Und was treibt Adam dazu an, das Drohnen-Programm seiner Herstellerfirma öffentlich zu machen?

Die Hypothese des Buches und der gegenwärtige allgemeine Konsens besteht darin, dass alle humanoiden Roboter in irgendeiner Form den "Asimovschen Gesetzen" folgen müssen, das heißt auf den Schutz des Menschen und letztlich der Menschheit programmiert sind. Sozusagen die ethische Grundausrüstung jedes künstlichen Menschen. Für ein rationales Wesen, als das Adam hier dargestellt wird, ist es also absolut klar, dass automatisierte und autonome KI-Waffensysteme, sogenannte "Killerdrohnen", eklatant gegen diese Gesetze verstoßen. Diese ethische Programmierung ist so rigoros, dass David, der ehemalige Ethikbeauftragte seiner Herstellerfirma, sie in vielen Diskussionen nicht überwinden kann.

Da schließt sich eine aktuelle Frage an: Wären Kriege, wenn sie nicht von Menschen, sondern künstlichen Intelligenzen geführt würden, "humaner"?

Das wird in dem Buch ausgiebig diskutiert. Die erste Stufe einer Antwort ist: ja, denn die Grausamkeiten, die von Menschen in Kriegen trotz aller Regeln der Genfer Konventionen begangen werden, wären der KI nicht möglich. Sie würden keine Zivilisten abschlachten, denn sie würden streng nach den Regeln der Genfer Konventionen kämpfen, obwohl das Ergebnis letztlich auch tote Menschen sind. Sie würden nicht – trotz ihrer vorhandenen Gefühle – von Hass, Wut, Angst, Dummheit oder Gier geleitet. Sie würden keine Kriegsverbrechen begehen, obwohl jeder Krieg selbst eigentlich schon ein Verbrechen ist. In der zweiten Stufe einer Antwort wären Kriege für fortgeschrittene künstliche Intelligenzen, also die Androiden in den nächsten Generationen, gar nicht mehr möglich. Krieg und Humanismus sind – wie wir aktuell gerade wieder sehen – zwei fundamentale und unüberbrückbare Gegensätze. Bei uns Menschen sind Kriege evolutionär tiefsitzend, aber sie sind kein taugliches Mittel zur Konfliktlösung. Wenn – so die Utopie – komplett vernünftige (wenn auch künstliche) Wesen die Welt regieren, gibt es weder Kriege noch andere Verformungen des sozialen Zusammenlebens, wie zum Beispiel die geradezu obszöne Ungleichheit der Lebensbedingungen.
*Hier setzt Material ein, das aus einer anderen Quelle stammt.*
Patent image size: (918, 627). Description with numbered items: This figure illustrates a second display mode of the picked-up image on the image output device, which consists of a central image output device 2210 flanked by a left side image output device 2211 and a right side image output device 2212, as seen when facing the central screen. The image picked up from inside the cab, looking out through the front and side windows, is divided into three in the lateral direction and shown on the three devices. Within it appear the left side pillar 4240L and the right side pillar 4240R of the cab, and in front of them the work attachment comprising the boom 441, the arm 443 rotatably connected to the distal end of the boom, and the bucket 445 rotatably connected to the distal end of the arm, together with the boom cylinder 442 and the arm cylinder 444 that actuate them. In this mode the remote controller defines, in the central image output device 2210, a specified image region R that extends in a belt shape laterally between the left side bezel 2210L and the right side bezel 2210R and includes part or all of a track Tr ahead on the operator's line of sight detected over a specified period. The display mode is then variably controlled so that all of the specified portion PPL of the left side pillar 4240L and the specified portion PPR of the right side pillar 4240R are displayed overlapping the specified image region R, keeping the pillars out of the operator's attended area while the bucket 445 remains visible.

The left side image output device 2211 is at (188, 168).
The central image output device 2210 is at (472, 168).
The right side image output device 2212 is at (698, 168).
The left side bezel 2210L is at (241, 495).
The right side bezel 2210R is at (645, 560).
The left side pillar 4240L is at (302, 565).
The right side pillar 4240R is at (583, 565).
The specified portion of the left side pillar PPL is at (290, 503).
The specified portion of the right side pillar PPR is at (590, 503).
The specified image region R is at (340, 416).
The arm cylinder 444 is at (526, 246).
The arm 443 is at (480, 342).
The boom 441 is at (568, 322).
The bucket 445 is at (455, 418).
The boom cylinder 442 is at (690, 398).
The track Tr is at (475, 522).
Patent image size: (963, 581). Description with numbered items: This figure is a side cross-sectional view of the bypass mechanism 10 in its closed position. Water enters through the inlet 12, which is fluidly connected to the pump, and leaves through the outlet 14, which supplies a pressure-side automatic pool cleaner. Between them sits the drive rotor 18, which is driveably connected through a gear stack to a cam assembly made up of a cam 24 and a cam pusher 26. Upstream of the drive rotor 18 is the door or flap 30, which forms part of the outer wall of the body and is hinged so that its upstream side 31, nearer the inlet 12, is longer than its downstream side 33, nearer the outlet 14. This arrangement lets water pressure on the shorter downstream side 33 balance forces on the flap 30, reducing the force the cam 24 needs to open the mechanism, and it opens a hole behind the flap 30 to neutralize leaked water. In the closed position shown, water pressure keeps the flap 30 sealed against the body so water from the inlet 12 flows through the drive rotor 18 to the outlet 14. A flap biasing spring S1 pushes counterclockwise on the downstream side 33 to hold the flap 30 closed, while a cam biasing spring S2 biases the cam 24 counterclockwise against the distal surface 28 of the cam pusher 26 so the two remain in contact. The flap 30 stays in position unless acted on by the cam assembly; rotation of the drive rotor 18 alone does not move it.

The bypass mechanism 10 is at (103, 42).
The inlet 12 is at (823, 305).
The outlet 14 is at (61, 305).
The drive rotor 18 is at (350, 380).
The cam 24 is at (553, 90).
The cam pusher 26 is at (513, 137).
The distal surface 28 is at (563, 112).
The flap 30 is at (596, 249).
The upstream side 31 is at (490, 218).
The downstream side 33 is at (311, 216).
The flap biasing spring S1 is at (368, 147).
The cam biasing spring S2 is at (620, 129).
Am Ende wird Adam bewusst, dass er mit der Herstellerfirma "verkabelt" ist, also all seine Gedanken dort eingesehen, vielleicht auch manipuliert werden können. Ist Autonomie dann doch der Punkt, der Mensch und Maschine unterscheidet?

Ich fürchte nicht. Auch unsere Autonomie geht ja häppchenweise und oft unbemerkt verloren, wenn soziale Medien oder Verkaufsplattformen unser Verhalten steuern. Wir glauben frei entscheiden zu können, fallen aber auf die Tricks der Algorithmen herein, die uns oft besser kennen, als wir uns selbst. Auch in der "Horde", ob im Fußballstadium, auf dem Parteitag, im Rockkonzert oder auf dem Schlachtfeld (ein entlarvendes Wort bezüglich der vorigen Frage), treffen wir keine autonomen Entscheidungen, sondern tun, was die anderen tun.

Wie wären KI-Menschen denn aus der Perspektive des Humanismus zu beurteilen? Eher eine interessante Chance oder eher ein unkalkulierbares Risiko?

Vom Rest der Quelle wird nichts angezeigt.